Thursday, November 29, 2012

The End

Frankenstein by Mary Shelley

In the end of Frankenstein, although Victor's mournful struggle for life ends and his entire family has been decimated, he is still able to die with some form of peace. In his dreams and as he comes closer to death, he relishes in the fact that he will soon be with his family, in which he even believed that their spirits had been watching over him the entire time. Oddly enough, Victor dies not discontent that the creature still lives and even feels no remorse for his decision to reject the monster's companion. He speaks of how he fulfilled a far more important that his duty to his creature, his duty towards mankind. By his actions he inhibited the creation of a new race that, with preconceived hatred of mankind, could rout destruction to his fellow man. Seeing Victor's sure resolve and peaceful passing at least give the reader some sense of contentment.

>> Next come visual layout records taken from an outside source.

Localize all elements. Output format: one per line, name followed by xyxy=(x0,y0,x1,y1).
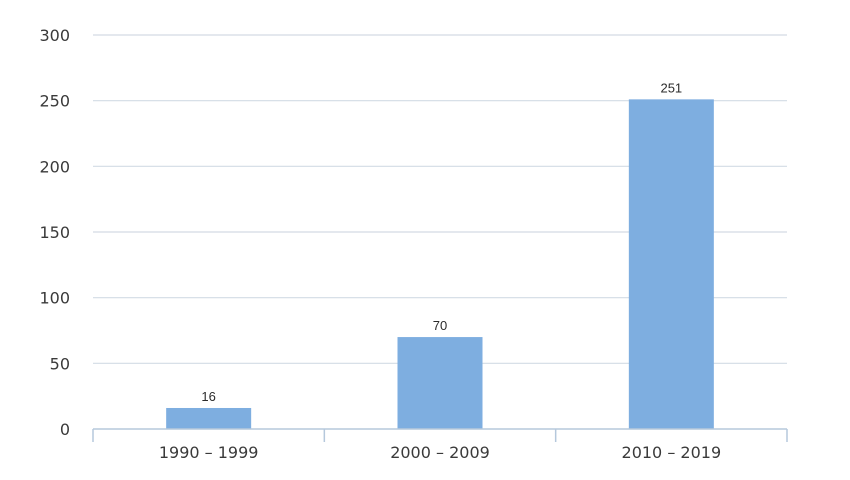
x-tick-label: 2000 – 2009 xyxy=(390,443,490,462)
bar xyxy=(628,99,714,429)
y-tick-label: 100 xyxy=(39,289,70,308)
y-tick-label: 200 xyxy=(39,157,70,176)
x-axis xyxy=(92,428,788,442)
y-tick-label: 150 xyxy=(39,223,70,242)
y-tick-labels: 0 50 100 150 200 250 300 xyxy=(39,26,70,439)
x-tick-label: 1990 – 1999 xyxy=(159,443,259,462)
y-tick-label: 300 xyxy=(39,26,70,45)
y-tick-label: 250 xyxy=(39,92,70,111)
y-tick-label: 0 xyxy=(60,420,70,439)
data-label: 16 xyxy=(201,389,215,404)
x-tick-label: 2010 – 2019 xyxy=(622,443,722,462)
x-tick-labels: 1990 – 1999 2000 – 2009 2010 – 2019 xyxy=(159,443,721,462)
bar xyxy=(166,407,252,429)
bar xyxy=(397,337,483,429)
data-label: 251 xyxy=(660,80,682,95)
y-tick-label: 50 xyxy=(50,354,70,373)
data-labels: 16 70 251 xyxy=(201,80,682,404)
data-label: 70 xyxy=(433,318,447,333)
bars xyxy=(166,99,714,429)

Walton is greatly disturbed by the lose of his friend. He describes Victor's passing as, "the untimely extinction of this glorious spirit?" (Shelley 162). He remorses the fact that he had meat such a fine gentleman only at the brink of his death. Such feelings truly display Victor's loneliness. Such an affliction may seem simply ascribed to his current position, stuck out at sea with a crew of strangers, however, his sadness seems to be deeply rooted in a much more internal loneliness. Almost as if even back home, Walton did not have many friends to rely on. The fact that he is sending his letters to his sister and not some close friend or significant other only stresses this even more. Another, point of Walton at the end of the book is the parallelism with his final choices and victors. There comes a point when Victor shamefully and disappointedly admits the end of the voyage, for he does not want to risk the lives around him by his own ambition. Such a statement only reminds one of Victor, and how his own ambitions affected the lives of those around him. He must relinquish his hopes and return to England as a sorrowful failure, but an alive failure.

Finally, the creature ends this book with a sudden show of sympathy. As Frankenstein's monster speaks to Walton, one receives a brief look back unto before the creature was a heinous demon. During times when his hopes of being received and loved were extinguished by mankind. He states, "Why do you not hate Felix, who drove his friend from the door with contumely?...Why do you not execrate the rustic who sought to destroy the savior of his child?" (Shelley 165). On seeing Victor's cold, dead form he finally relinquishes his hatred for his actions, admitting to being a slave to passion. However, it would only have taken till the total destruction of his enemy that he would come to regret them. In the end, the creature resolves to enter the deepest depths of the arctic where he ends his wretched life. Throughout this story, the lives of Victor and the creature were juxtaposed so similarly, that one could only get a Harry Potter v. Lord Voldemort vibe. In the end, it is only fitting that if one would die, so would the other, in turn, die.